Una storia che inizia nel settembre 2024, quando a causa di un’intossicazione da funghi la famiglia si reca al pronto soccorso. E da lì la loro vita diventa pubblica. La Corte d’Appello, il 19 dicembre, decide che i bambini non possono tornare con i loro genitori nemmeno per le festività natalizie. Il forte ritardo scolastico dei bimbi è stato uno degli aspetti che più hanno convinto il magistrato a togliere la potestà genitoriale alla coppia. I tre bambini, non essendo mai stati iscritti a scuola, non sanno né leggere né scrivere, stanno imparando ora l’italiano. La bambina più grande, sotto dettatura, sa scrivere solo il suo nome.
A tal proposito, malgrado la contrarietà dei genitori, i giudici e la tutrice dei bambini del bosco, l’avvocato Maria Luisa Palladino, spingono per iscrivere i tre bambini a scuola. Palladino ha contattato il sindaco di Palmoli, Giuseppe Masciulli, per organizzare con lui un recupero educativo e culturale all’Istituto comprensivo Castiglione Messer Marino-Carunchio.
Non sembra superata neanche la lesione del diritto dei minori alla vita di relazione: «Nell’interazione con gli altri bambini presenti in comunità si denota imbarazzo e diffidenza», dicono le assistenti. E il tribunale denota anche «l’insistenza con cui la madre pretende che vengano mantenute dai figli abitudini e orari difformi dalle regole che disciplinano la vita degli altri minori ospiti della comunità». La routine adottata nel bosco era la sveglia all’alba e il riposo entro le 18. Scrive l’assistente sociale: «Gli operatori sono riusciti a fare la doccia ai bambini soltanto nella serata del secondo giorno di collocamento ma solo con acqua, non volendo usare saponi».

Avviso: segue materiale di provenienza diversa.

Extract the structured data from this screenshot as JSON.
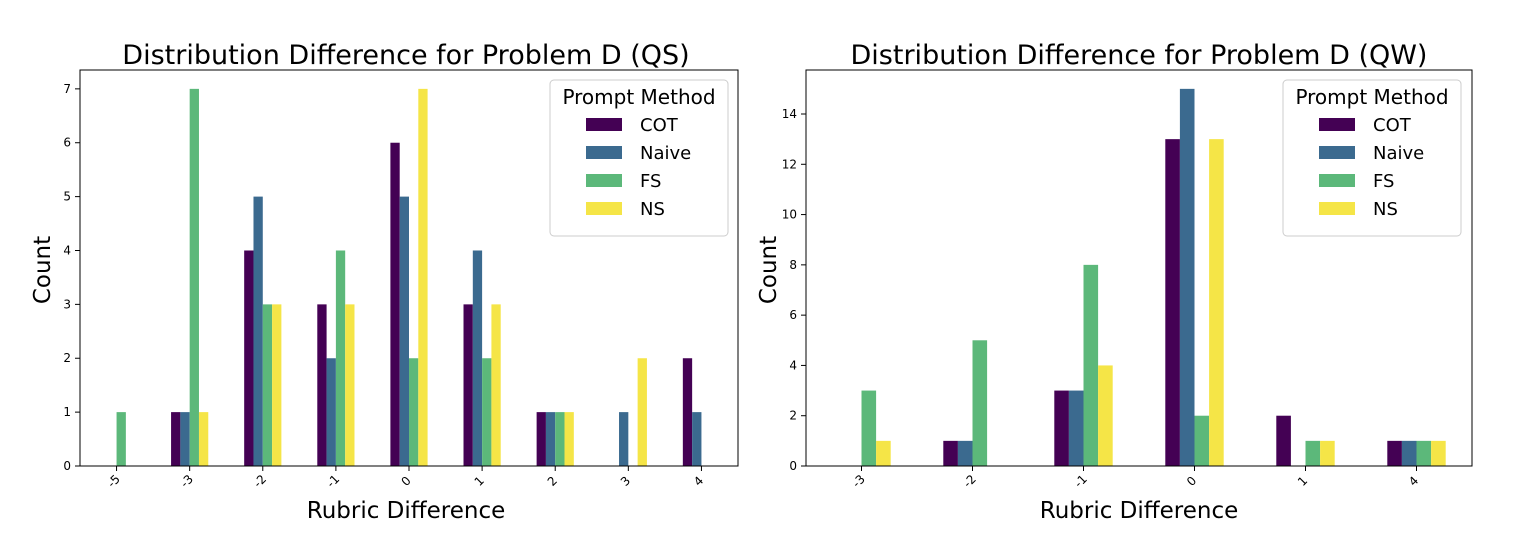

Gli avvocati della coppia le definiscono «ricostruzioni grottesche» e puntano alla dimostrazione che lo stile di vita scelto dai genitori non costituisce un pregiudizio per il benessere dei minori. Adesso c’è solo da aspettare. Se ne riparlerà a maggio. Per provare a sbrogliare la matassa bisogna mettere in ordine le carte giudiziarie e le testimonianze. Sforzarsi di restare neutrali di fronte al carattere fiabesco di questo Christmas Carol dei giorni nostri.